African copper has been rapidly changing from a shadowy threat to a solid giant looming on the horizon. In 1916 the copper mines of Africa yielded 43,876 tons mined at high cost by inefficient natives. By 1923 the figure had risen to 80,410 short tons. Last year's production is estimated to have reached 142,599 tons. During this time modern machinery has supplanted hand labor to a great extent, railroads have been built. Now for the first time, African copper is a subject in all conversations regarding the metal's future.

While U. S. Producers were conferring with M. Pisart last week, executives of African copper companies were gathering in London. A major topic was cooeperation in smelting. Katanga (Union Miniere Haut Katanga) is now the only African Company with smelting facilities but Roan Antelope is building a smelter, and three other companies (N'Kana, N'Changa Mufalira) expect to follow.

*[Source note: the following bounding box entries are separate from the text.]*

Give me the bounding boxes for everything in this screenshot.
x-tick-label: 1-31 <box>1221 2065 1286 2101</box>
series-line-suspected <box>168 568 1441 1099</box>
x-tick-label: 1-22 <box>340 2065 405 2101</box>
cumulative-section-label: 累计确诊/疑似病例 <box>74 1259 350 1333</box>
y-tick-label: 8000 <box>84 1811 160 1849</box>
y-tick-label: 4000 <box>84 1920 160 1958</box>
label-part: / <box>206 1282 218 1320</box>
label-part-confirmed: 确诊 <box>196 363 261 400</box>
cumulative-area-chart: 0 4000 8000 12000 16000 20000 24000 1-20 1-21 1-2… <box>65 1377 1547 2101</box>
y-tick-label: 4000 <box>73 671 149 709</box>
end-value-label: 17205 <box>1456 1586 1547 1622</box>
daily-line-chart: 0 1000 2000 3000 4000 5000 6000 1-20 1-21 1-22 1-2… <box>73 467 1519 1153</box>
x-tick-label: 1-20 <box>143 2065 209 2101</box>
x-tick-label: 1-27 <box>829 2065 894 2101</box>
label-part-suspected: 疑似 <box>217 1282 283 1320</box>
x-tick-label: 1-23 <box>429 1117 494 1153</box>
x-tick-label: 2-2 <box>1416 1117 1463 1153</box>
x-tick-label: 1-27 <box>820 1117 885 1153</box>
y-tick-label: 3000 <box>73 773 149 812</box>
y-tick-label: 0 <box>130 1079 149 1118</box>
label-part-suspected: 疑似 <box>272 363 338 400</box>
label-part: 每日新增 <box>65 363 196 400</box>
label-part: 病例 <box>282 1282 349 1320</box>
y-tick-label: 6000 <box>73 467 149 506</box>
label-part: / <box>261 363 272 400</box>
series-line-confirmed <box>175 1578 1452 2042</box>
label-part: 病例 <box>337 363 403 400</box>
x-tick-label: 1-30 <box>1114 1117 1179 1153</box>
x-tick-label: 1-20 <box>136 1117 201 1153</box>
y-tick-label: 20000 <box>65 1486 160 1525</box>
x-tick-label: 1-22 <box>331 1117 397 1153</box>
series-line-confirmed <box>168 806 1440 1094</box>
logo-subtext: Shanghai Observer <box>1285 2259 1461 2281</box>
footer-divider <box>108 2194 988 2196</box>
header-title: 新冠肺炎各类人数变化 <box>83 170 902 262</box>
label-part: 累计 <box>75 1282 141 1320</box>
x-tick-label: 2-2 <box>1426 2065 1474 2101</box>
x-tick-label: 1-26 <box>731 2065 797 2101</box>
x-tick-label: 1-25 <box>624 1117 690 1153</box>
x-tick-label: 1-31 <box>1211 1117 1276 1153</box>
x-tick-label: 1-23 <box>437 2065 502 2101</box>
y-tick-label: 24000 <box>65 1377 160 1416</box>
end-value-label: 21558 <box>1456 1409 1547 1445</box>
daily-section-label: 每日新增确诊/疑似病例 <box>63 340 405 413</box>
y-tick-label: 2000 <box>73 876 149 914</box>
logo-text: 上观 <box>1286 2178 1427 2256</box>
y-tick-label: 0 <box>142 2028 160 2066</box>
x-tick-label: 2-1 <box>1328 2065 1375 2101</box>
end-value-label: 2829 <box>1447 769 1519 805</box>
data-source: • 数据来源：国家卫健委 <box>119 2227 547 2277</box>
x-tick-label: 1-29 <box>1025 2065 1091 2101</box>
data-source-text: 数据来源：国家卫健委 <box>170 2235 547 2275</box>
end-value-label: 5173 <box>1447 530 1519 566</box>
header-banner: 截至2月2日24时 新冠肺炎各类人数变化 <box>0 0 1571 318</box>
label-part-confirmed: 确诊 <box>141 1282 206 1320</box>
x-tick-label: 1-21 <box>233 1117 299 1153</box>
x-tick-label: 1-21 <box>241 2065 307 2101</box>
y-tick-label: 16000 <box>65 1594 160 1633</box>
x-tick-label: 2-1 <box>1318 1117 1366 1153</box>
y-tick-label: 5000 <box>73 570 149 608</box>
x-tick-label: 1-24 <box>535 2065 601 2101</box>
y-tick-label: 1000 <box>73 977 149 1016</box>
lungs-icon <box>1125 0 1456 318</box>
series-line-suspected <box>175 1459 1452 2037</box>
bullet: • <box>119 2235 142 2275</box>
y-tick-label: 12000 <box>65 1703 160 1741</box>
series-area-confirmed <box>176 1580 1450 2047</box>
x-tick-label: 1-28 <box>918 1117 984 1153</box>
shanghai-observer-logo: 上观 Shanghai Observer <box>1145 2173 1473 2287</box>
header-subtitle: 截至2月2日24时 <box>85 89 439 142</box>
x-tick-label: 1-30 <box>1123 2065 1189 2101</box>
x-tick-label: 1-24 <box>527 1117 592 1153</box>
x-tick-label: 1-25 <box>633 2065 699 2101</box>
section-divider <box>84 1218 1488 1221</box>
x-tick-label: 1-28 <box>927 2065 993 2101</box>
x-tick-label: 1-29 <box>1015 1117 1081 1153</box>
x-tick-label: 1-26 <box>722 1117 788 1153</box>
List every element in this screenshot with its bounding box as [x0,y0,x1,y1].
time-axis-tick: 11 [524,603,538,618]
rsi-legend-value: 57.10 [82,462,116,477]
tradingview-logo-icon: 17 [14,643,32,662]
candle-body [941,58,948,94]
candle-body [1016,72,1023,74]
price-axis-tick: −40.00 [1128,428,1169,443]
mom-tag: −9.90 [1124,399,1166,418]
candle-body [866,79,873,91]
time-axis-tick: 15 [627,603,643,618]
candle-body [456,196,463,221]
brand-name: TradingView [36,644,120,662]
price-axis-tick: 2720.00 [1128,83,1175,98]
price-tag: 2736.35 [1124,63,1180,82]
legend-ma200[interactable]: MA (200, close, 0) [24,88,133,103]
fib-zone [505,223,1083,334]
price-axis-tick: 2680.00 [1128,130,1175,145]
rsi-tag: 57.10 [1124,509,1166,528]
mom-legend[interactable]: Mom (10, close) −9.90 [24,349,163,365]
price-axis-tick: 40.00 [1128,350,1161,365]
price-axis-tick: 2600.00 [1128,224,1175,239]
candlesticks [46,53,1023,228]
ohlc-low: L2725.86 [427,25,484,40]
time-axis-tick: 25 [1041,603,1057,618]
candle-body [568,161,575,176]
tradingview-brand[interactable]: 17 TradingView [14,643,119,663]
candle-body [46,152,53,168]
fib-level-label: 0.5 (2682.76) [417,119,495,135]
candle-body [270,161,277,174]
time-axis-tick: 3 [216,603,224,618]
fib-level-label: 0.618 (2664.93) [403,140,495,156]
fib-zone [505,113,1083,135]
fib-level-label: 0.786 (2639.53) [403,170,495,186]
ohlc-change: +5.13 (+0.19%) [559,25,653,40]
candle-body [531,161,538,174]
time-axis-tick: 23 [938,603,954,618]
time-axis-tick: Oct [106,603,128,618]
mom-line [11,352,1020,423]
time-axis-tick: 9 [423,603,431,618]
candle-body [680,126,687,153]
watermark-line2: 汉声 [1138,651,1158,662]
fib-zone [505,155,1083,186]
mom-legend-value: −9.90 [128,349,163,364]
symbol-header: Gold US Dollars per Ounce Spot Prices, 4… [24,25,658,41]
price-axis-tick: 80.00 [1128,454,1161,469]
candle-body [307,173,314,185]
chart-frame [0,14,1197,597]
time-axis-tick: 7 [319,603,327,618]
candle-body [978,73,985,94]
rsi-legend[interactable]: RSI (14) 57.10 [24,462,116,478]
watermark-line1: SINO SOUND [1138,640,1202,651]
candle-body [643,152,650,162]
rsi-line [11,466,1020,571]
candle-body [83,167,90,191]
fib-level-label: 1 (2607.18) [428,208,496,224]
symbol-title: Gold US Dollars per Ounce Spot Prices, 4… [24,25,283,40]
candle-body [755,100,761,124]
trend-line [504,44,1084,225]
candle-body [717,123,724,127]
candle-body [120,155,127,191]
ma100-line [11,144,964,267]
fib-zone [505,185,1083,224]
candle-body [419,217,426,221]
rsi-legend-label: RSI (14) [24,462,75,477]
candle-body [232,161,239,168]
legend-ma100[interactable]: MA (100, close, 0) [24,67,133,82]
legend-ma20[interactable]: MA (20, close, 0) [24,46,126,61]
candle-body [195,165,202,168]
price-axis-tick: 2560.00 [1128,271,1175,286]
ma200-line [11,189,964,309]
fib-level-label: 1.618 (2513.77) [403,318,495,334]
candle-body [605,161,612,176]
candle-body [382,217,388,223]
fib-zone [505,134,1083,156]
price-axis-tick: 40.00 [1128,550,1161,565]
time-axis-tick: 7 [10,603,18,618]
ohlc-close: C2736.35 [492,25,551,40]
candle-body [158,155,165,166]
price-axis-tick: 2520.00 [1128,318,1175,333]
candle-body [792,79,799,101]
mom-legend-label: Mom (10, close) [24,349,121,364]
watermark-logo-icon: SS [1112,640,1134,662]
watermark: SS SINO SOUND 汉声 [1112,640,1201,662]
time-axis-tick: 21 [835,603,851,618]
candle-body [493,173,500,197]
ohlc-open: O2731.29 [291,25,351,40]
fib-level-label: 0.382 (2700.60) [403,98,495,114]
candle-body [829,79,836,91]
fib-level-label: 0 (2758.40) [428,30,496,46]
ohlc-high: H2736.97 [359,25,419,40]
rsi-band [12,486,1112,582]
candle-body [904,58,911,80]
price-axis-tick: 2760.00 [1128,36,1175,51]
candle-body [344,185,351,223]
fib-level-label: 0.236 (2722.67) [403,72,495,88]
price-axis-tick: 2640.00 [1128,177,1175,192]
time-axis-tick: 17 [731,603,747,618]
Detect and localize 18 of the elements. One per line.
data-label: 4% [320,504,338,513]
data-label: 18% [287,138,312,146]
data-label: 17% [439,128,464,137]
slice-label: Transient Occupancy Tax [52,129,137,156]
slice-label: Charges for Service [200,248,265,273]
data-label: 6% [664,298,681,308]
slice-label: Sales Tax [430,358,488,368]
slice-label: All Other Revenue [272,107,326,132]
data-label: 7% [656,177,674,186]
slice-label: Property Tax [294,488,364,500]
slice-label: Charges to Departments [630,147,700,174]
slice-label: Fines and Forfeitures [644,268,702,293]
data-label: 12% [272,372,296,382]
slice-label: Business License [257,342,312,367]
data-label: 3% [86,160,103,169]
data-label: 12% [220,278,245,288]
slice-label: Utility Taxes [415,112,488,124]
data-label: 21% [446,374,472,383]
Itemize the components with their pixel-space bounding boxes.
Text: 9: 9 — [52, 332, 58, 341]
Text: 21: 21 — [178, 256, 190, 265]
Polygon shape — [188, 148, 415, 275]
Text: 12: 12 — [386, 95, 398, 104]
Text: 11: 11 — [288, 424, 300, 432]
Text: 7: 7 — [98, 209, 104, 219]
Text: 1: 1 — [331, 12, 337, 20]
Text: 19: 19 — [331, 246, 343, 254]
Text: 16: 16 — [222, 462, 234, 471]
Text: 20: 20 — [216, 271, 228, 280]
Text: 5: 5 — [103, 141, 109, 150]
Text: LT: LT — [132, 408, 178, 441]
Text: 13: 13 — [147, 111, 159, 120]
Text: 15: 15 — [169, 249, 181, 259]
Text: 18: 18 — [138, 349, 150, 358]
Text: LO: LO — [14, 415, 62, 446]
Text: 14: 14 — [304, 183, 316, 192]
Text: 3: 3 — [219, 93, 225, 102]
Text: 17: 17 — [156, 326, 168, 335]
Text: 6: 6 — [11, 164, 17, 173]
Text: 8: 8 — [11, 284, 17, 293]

Although U. S. capital is thought to own around 35% of African copper producing companies, the control is definitely European. It will be increasingly difficult for a group in Manhattan to set prices unless those prices are maintained by African companies. While the Manhattan meeting of last week was taking place, M. Pisart might well have noticed with interest that Chile Copper Co., Anaconda-controlled, reduced its dividend from $3.50 to $3, thereby reduced Anaconda's income by $2,000,000; that practically all copper stocks touched new lows on the Exchange; that independent speculators were said to be offering 2,500,000 lb. at 13 1/2-c-; that Anaconda reduced its miners' pay 25-c- a day; that complete accounts of Rio Tinto Co.'s annual meeting in London last fortnight contained the speech of its chairman, Sir Aukland Geddes, in which he told with dramatic pleasure of how he and friends had defeated a scheme whereby U. S. interests (probably American Smelting & Refining Co., Guggenheim Co.) tried to gain control of Northern Rhodesian copper deposits.